PROTESTS to the transport authority about a speed limit increase in Ballylickey – and calls to have it reversed – have been rebuffed.
Transport Infrastructure Ireland (TII) acknowledged a letter sent by the Council last July, appealing TII’s decision to increase the speed limit from 60kph to 80kph for a short section of the N71 between Ouvane Falls and Cronin’s Service Station, and asking for the speed limit to be reduced back to 60kph.
At the recent meeting, municipal district officer Jacqueline Mansfield read TII’s reply in which it said it has ‘no plans’ to revisit the speed limit review process in the near future, but ‘Cork County Council may wish to keep the area under review and assess it again in due course’.
It wasn’t just public representatives who were angered by the speed limit increase: local residents voiced their objections too, following a number of bad accidents over the summer months.
‘People need to know that we, the Council members, don’t have the final say. It is someone sitting in an office looking at Google maps,’ Cllr Danny Collins (Ind) stated at the time.
‘You’d need a co-driver on that road telling you the pace notes – up 80, down 60, left over bend, up 100 – to navigate the new speed limits,’ he said.

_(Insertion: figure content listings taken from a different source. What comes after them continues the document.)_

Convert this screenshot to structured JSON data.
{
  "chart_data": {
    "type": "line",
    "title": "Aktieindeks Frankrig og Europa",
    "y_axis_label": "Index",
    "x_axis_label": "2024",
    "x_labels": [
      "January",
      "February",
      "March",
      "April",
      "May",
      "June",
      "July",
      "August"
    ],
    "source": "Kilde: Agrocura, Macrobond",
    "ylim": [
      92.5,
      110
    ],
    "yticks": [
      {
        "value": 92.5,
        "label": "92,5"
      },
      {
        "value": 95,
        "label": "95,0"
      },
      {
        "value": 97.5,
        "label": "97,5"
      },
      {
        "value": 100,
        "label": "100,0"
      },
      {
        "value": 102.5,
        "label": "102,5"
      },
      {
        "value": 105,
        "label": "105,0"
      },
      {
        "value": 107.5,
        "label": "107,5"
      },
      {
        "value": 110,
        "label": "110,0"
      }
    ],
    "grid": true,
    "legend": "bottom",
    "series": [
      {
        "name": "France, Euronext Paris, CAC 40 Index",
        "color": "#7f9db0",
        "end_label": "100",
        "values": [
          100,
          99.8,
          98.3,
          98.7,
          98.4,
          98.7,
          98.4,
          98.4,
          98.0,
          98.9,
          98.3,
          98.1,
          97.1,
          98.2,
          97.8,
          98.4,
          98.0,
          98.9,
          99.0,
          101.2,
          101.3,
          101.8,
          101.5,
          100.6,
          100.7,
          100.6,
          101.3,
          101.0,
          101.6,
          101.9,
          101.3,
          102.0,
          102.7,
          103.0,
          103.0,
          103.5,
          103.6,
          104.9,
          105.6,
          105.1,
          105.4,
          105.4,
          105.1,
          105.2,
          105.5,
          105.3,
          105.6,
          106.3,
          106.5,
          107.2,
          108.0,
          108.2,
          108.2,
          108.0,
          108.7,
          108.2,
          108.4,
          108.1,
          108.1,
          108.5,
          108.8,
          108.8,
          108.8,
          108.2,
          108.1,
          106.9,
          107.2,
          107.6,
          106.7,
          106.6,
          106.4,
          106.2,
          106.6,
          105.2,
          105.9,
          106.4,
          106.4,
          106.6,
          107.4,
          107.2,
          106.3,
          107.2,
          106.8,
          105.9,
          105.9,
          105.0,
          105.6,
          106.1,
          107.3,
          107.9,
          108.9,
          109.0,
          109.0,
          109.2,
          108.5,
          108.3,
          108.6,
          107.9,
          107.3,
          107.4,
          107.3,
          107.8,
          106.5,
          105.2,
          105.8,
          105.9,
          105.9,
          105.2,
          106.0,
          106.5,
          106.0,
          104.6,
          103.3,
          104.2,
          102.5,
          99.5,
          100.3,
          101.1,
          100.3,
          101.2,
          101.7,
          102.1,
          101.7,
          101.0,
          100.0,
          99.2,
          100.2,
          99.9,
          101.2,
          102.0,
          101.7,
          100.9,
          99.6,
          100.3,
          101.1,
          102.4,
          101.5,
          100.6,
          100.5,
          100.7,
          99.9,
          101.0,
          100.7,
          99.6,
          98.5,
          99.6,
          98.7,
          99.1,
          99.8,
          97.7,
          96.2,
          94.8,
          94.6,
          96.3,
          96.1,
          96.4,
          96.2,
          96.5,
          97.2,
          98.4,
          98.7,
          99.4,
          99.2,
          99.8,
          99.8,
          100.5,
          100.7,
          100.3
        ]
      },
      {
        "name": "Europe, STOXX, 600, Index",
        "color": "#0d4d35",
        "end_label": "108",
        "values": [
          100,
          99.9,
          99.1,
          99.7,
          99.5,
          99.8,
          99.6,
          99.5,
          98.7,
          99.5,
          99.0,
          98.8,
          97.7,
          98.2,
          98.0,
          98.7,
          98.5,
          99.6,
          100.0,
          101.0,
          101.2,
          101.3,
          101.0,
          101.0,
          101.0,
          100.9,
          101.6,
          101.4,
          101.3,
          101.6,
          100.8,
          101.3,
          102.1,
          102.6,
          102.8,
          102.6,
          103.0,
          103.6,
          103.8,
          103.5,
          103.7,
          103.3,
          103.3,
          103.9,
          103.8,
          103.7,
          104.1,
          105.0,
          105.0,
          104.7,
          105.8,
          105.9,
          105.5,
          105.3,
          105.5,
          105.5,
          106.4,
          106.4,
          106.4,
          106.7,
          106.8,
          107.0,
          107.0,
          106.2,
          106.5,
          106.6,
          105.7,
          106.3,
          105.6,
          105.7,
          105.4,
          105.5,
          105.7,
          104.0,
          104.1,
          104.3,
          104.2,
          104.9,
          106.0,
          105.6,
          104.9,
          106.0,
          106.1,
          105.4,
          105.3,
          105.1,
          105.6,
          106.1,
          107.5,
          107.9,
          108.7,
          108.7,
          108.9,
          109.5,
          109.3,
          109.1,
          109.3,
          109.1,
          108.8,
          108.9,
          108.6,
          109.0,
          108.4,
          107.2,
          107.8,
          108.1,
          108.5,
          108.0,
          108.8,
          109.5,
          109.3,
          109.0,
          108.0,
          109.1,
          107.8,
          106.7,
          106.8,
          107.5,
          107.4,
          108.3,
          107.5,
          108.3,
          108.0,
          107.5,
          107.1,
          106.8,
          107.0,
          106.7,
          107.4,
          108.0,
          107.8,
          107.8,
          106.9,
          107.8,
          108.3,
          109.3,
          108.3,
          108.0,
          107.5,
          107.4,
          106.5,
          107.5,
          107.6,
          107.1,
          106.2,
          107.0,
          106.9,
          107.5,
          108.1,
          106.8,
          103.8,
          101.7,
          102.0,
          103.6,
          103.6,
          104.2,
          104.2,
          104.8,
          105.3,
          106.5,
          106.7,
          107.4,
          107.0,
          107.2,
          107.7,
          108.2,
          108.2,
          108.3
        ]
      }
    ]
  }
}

Cllr Collins said locals and public representatives are trying to make West Cork roads safer and the councillors unanimously called on TII representatives to attend one of their meetings.
What they got in reply was a letter saying the limit would remain unchanged. That prompted Cllr Patrick Gerard Murphy (FF) to complain about ‘the most confusing layout of speed limits I have ever seen’.